Never fear I skirted the obstacle – bit too close to the road for my liking – and carried along my (slightly less) merry way.
Yesterday saw me back in the wonderful city of Leeds. The bus and train journeys to and fro are a delight in themselves and I spotted what looked like lapwings and a fallow deer doe with her fawn as we chugged along the Bentham Line across the Yorkshire Dales. It is a super train ride.
My Leeds visit started with a family lunch with No 1 son and daughter-in-law and Munchkin. We re-visited Bundobust a veggie/vegan restaurant that specialises in Yorkshire-Asian food and also creates it’s own speciality beers. We were not disappointed in our recollections of how great the food was, it was delicious. Munchkin – who is almost two and a half – joined us in sampling everything and loved it all. We were hungry when we arrived and tucked in so quickly that I didn’t even stop to take a photo, here’s a pic of our earlier visit to give you a flavour.

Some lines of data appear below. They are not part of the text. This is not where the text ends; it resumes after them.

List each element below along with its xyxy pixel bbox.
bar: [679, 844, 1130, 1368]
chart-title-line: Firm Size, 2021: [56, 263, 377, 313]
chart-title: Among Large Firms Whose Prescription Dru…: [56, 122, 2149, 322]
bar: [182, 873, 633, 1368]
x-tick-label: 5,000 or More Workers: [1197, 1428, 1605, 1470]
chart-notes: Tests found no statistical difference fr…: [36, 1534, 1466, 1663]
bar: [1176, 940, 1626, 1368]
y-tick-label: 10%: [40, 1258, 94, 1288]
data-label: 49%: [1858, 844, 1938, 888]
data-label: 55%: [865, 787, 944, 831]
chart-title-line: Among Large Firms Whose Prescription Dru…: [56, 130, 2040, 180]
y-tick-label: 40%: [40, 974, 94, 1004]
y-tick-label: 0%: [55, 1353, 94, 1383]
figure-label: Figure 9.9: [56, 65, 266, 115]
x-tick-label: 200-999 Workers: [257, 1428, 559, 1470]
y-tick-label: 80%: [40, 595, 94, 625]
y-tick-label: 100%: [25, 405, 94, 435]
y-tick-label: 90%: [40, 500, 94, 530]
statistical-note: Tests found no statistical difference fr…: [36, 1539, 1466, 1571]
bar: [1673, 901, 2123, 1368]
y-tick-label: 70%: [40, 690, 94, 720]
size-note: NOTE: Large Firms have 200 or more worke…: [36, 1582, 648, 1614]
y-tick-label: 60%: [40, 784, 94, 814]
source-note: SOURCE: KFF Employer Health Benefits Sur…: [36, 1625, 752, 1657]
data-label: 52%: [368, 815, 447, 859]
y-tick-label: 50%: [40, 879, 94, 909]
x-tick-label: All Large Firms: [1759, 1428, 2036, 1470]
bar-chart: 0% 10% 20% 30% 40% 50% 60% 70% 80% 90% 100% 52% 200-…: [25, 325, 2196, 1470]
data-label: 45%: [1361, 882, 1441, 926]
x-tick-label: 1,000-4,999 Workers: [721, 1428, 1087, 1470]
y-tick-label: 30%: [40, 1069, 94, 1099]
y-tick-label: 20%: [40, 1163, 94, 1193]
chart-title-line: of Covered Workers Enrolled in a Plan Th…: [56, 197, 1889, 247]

After such a wonderful lunch we needed to walk it off. We trotted over to nearby Leeds City Museum to look for wild things. Thanks to the Victorian collectors there was of course a rather sad reminder of how our recent ancestors killed off many wonderful animals to feed their collections. Leeds has taken these poor ‘phantom’ creatures to illustrate how we are now damaging habitats and seeing the loss and decimation of countless more.
It reminded me of the poignant, heart wrenching poem Pastor Martin Niemoller wrote a generation ago in response to the Holocaust of World War II:
First they came for the Socialists, and I did not speak out—
Because I was not a Socialist.
Then they came for the Trade Unionists, and I did not speak out—
Because I was not a Trade Unionist.
Then they came for the Jews, and I did not speak out—
Because I was not a Jew.
Then they came for me—and there was no one left to speak for me.
If we watch the destruction of the natural world and do not act how long will it be until nature and the wild world no longer cares for us? Gone a bit heavy there. Think it’s my concern not for my world (I am long in the tooth) but that of our children and their children. Ok, ok here’s what we saw.






So much to contemplate on the journey home. Lucky I had a super book to escape with.

Set in a world almost parallel to Cumbria our anxious heroine Ivy must leave the sanctuary of her home to find her brother Callum in the strange world of Underfell. A real page turner – aimed at I am guessing 8 to 13 year olds – that finds this 64 year old avidly reading on to find out if Ivy succeeds.
Back to my staging post, Carnforth, there was one last Platinum Jubilee mini-celebration I wanted to share. I love the lengths the indie shopkeepers of Carnforth go to to jolly up their high street. There is one shop I always find particularly pleasing, Moore’n’Wife. They certainly excelled themselves for the Queen’s Jubilee. I couldn’t help but smile at their window display, I hope you can’t either.